O vídeo, agora se sabe, não só teve a
anuência do comandante da Marinha, Marcos Olsen, mas contou com sua presença no
lançamento, junto a outras autoridades militares, gerando uma onda de debates e
críticas. Como se sabe, a relação entre a sociedade civil e os militares não
anda das melhores, desde que veio a público o relatório da Polícia Federal
revelando os planos golpistas de generais e oficiais do Exército, com a adesão
do ex-comandante da Marinha, Almir Garnier.
O lançamento da peça publicitária só
ressaltou a complexa relação entre as Forças Armadas e a sociedade civil, que
já não está em boa fase. A animosidade só aumentou após o anúncio, há poucos
dias, dos cortes orçamentários e medidas para redução de benefícios militares.

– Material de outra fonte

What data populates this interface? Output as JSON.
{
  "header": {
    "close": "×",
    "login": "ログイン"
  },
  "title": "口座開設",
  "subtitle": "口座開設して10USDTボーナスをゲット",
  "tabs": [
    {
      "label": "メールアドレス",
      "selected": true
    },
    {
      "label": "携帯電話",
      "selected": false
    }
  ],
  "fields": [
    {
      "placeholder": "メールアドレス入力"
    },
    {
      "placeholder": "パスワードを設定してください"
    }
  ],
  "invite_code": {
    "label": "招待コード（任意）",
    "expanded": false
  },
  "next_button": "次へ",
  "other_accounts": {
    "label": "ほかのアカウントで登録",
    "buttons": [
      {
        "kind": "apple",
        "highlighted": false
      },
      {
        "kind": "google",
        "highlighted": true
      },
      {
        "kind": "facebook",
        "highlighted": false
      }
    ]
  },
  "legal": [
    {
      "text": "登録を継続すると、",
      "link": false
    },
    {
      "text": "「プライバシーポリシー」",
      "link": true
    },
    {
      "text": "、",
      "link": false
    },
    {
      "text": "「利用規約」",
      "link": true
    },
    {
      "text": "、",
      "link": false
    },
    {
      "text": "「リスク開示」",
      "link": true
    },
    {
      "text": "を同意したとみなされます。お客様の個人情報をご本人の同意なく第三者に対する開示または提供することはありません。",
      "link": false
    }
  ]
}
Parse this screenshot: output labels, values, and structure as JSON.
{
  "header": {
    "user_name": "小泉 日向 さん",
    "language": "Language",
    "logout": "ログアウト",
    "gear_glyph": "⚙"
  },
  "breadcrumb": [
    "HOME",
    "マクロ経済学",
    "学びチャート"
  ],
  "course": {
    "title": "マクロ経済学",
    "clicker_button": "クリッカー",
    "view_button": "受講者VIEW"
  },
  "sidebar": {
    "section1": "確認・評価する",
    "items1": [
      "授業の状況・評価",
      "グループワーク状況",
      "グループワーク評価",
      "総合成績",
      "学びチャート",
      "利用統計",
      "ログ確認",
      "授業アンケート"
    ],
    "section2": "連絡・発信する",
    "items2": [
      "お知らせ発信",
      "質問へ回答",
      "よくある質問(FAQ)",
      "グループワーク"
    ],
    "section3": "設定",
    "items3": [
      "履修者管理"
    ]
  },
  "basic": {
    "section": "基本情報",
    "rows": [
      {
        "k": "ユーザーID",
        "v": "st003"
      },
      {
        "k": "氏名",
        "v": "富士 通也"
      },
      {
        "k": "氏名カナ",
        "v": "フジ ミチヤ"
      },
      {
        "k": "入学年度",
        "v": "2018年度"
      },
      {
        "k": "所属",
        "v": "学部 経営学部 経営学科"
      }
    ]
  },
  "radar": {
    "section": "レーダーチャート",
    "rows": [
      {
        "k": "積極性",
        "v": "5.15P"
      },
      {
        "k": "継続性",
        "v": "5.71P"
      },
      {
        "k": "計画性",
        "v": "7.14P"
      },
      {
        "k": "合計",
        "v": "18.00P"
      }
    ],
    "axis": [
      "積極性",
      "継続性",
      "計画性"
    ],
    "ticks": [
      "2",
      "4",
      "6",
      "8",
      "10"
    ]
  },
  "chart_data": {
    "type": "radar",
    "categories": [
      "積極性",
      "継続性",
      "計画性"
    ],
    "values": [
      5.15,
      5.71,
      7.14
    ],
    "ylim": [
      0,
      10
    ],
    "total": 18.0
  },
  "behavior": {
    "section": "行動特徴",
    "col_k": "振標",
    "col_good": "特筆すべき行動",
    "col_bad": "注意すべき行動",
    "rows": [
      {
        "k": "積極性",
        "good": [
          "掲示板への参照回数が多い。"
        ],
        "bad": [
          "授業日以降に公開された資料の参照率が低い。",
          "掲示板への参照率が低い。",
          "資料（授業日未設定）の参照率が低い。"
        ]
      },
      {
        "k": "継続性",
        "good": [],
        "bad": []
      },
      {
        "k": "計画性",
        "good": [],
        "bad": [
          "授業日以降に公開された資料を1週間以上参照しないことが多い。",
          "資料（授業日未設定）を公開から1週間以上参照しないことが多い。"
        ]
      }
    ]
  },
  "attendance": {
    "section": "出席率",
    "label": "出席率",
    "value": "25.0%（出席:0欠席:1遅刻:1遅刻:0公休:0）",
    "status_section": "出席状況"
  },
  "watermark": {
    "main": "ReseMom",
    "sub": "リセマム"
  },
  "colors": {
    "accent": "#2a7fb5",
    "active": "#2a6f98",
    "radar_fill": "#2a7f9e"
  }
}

O vídeo da Marinha foca nesse ponto, destacando o trabalho dos militares,
contrastando-o com momentos de lazer de civis, e encerra com o provocativo
questionamento: “Privilégios? Vem para a Marinha.”
De acordo com o que apurou a RSM, “apesar da evidente intenção de valorizar a carreira militar, o material surtiu efeito contrário e foi amplamente criticado, gerando uma repercussão majoritariamente negativa nas redes sociais e na opinião pública”. A revista procurou especialistas para analisarem o impacto da campanha, e eles destacaram a desconexão entre a narrativa apresentada e as condições vividas pela população brasileira.
Repercussão majoritariamente negativa
Uma análise de sentimento realizada
pela Revista Sociedade Militar sobre os comentários nas redes
sociais, usando uma amostra de 120 comentários postados no perfil da força no
YouTube, revelou que 78% das reações foram negativas, 10% positivas e 12%
neutras. A maior crítica apontada pelos cidadãos foi a percepção de que o vídeo
tentava justificar privilégios, criando uma polarização artificial entre as
vidas civil e militar.
Usuários das redes sociais
expressaram indignação:
·
“A Marinha do
Brasil deveria se lembrar que eles só vestem roupas porque tem uma costureira,
e que os jeeps só andam porque existem metalúrgicos” (@lucaslopesresende1123).
·
“O vídeo é uma
resposta aos pacotes de reforma fiscal do governo para corrigir privilégios dos
militares, tentando criar um antagonismo entre as atividades militares e da
sociedade civil” (@giovanosiqueira2546).
· “A MARINHA FEZ UM VÍDEO DEPRECIANDO O POVO QUE A SUSTENTA!!! O vídeo é uma vergonha, uma afronta, um escárnio além de ter sido feito com o dinheiro dos impostos de toda a sociedade brasileira!!! FIM AOS PRIVILÉGIOS DAS FFAA!” (@danielleserpa_).
DeDesconexão da realidade mostrada no vídeo da Marinha com a realidade social
Especialistas também destacaram o
descompasso entre a mensagem do vídeo e a realidade da maioria dos brasileiros.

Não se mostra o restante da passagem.